I was a very naughty last week. But then, I have had precious few opportunities to behave badly of late and there was probably an element of making up for lost time.
Like most of the people who have been fortunate enough to hold on to their jobs during the financial carnage, I’ve been keeping my head down, both at work and after hours.
But as the bear markets showed remarkable signs of life last week, aka the “sucker’s rally,” my colleagues and I felt the urge to celebrate with a night of pre-crunch- style debauchery.
In the boom times, nights out with my City mates usually meant ordering some £700 bottle of Vodka, getting a table at Boujis or 50 St. James, losing one or two articles of clothing and not remembering much about it the next day.
But it had been a different story the last time a big group of us went out last autumn. With Christmas parties being cancelled and expenses slashed, even my gainfully employed City friends seemed reluctant to go for it - their decadent spirits having evaporated along with their bonuses.
My most vivid recollection of that night was twenty-five of us leaning against the bar, splitting a bottle of gin, watching some Arabian prince and his party sit at OUR table and order ten magnums.
Thankfully, the sucker's rally had done a lot for morale and the group of us, mostly guys, started our evening in what’s known as the “Viagra triangle”- a cluster of City bars that are situated within the triangle connecting tube stations St. Paul’s, Bank, and Liverpool Street - that are full of old bankers on, yes, Viagra.
Predictably enough, we ended up in a strip club. Not my choice, but, as any City Girl will tell you, spending the good part of a night out with City Boys in a room full of women wearing nothing but G-strings is an occupational hazard.
The strippers rarely bothered me, naturally, because I'm not good for a tip. I always find it disturbing, however, that most of the girls are my age, and look exactly like me – long hair, slim, big eyes. It filled me with sadness to think that these girls were forced by their circumstances to sell their bodies.
Servicing old men, making the rich “richer,” and compromising your morals pretty much summed up a hard day’s work for both strippers and bankers.
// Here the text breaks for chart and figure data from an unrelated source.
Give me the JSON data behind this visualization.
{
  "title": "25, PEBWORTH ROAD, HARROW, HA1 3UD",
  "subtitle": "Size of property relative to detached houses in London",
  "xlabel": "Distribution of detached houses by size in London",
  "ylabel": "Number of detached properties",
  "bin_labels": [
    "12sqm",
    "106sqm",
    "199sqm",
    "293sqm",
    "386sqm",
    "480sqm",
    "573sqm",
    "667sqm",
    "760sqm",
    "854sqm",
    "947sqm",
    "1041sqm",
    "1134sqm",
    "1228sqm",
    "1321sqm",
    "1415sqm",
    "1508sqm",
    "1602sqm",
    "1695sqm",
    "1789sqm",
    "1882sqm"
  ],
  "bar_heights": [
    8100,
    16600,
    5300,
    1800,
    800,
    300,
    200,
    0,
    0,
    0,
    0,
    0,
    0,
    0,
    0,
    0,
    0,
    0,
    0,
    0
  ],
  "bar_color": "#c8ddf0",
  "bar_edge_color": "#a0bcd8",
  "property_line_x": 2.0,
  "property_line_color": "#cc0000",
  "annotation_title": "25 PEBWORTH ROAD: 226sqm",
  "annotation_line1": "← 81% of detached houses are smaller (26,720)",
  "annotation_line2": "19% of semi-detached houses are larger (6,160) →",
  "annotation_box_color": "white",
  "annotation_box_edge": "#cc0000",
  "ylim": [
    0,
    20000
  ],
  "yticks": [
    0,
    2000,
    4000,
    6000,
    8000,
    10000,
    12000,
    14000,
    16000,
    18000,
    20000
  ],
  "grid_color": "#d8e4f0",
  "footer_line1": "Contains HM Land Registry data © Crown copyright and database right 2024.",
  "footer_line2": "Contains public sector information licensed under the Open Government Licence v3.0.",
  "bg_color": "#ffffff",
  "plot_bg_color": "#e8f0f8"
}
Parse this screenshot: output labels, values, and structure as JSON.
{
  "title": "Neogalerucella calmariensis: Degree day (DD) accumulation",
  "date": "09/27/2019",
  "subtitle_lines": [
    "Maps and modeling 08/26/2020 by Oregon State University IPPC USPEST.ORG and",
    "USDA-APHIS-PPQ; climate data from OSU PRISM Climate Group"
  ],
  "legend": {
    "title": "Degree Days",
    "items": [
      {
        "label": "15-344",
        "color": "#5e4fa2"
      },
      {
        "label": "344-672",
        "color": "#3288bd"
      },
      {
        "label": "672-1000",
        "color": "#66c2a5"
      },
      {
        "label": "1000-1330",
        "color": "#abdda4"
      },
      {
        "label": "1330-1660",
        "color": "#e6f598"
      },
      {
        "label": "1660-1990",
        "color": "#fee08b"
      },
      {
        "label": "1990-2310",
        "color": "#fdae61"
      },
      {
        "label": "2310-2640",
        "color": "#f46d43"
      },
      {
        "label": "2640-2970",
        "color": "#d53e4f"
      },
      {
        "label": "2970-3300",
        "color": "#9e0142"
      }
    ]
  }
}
Both our businesses had very little to do with delivering any real “goods,” instead selling the promise of something better. While my rainmaking antics may stop short of twirling naked around a pole, I still couldn’t help but wonder, what is worse: selling your body for a living, or selling your soul?
Screwing people for money is no job for a nice girl. But was my supposedly respectable City job less naughty than the dancers’ seedy ones? It disturbed me to think that strippers mirrored City Girls in ways beyond merely the physical.